91Ó°ÊÓ

Linear differential equations are equations that involve derivatives of a function and are linear in terms of that function and its derivatives. These equations can be written in a standard form where the highest derivative term is left on one side of the equality, often expressed in the format:

• \( L(y) = a_n(x) \frac{d^n y}{dx^n} + a_{n-1}(x) \frac{d^{n-1} y}{dx^{n-1}} + ... + a_1(x) \frac{dy}{dx} + a_0(x)y = g(x) \)

where \( a_n(x), a_{n-1}(x), ..., a_0(x) \) are functions of \( x \) and \( g(x) \) is a given function.
This linearity implies that the solutions of these equations can be added together along with constants to form new solutions. In this exercise, you deal with a specific linear differential equation where the function \( L(y) = y'' + \frac{1}{4x^2}y \) is equal to zero.
Here, \( y'' \) denotes the second derivative of \( y \) concerning \( x \), and \( \frac{1}{4x^2} \) suggests that this is a nonhomogeneous term, making the equation a bit more challenging to solve without specific techniques, such as the variation of constants.
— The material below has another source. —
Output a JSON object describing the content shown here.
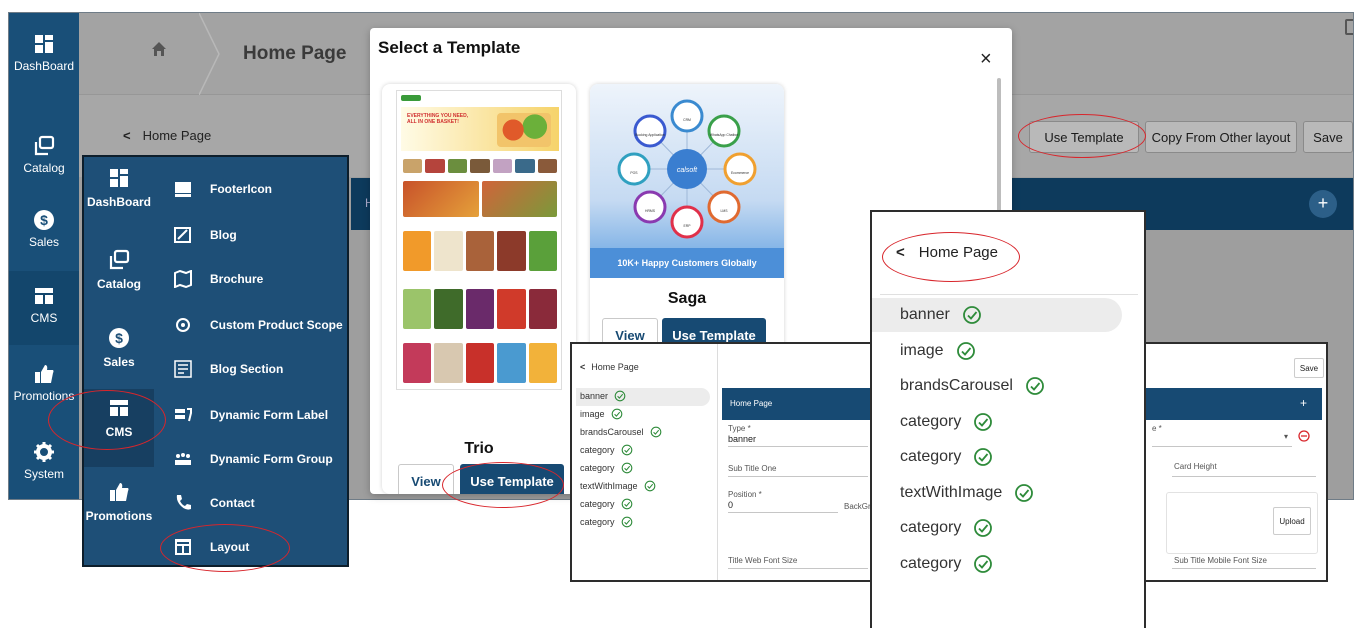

Variation of constants is a method for finding particular solutions to non-homogeneous linear differential equations. Traditionally, this method begins with a solution to the corresponding homogeneous equation.
In this problem, you have a solution \( \phi(x) = x^{1/2} \). To find another solution \( \psi(x) \), the variation of constants suggests looking for solutions of the form \( \psi(x) = u(x) \phi(x) \), where \( u(x) \) is an unknown function.

• The goal is to substitute \( \psi(x) = u(x)x^{1/2} \) back into the original differential equation, and by rearranging, solve for \( u(x) \).
• Once you find \( u(x) \), you can determine the general form of the second solution.

Ultimately, the variation of constants method is powerful as it doesn't just provide one solution, but rather opens the path to find a family of solutions. This is why, in this example, the second solution \( \psi(x) \) can involve an arbitrary constant \( C \,\), leading to \( \psi(x) = Cx^{1/2} \).

The product rule is an essential tool in calculus for differentiating the product of two functions. If you have two functions, \( f(x) \) and \( g(x) \), the derivative of their product is given by:

• \( (f\cdot g)' = f'g + fg' \)

In this context, when finding \( \psi(x) = u(x)x^{1/2} \), the product rule is applied to compute its derivatives.
Calculating the first derivative \( \psi'(x) \) involves taking the derivative of the product \( u(x) \cdot x^{1/2} \), leading to:
\[ \psi'(x) = u'(x) \cdot x^{1/2} + u(x) \cdot (\frac{1}{2}x^{-1/2}) \]

• Here, \( u'(x) \) is the derivative of \( u(x) \), and \( \frac{1}{2}x^{-1/2} \) is the derivative of \( x^{1/2} \).

For the second derivative, the product rule is again used in conjunction with the derivative obtained from \( \psi'(x) \). Mastering this technique of applying the product rule aids in simplifying complex expressions encountered in differential equations, such as this one. By accurately breaking down each term's contribution, you can methodically solve the equation and verify solutions.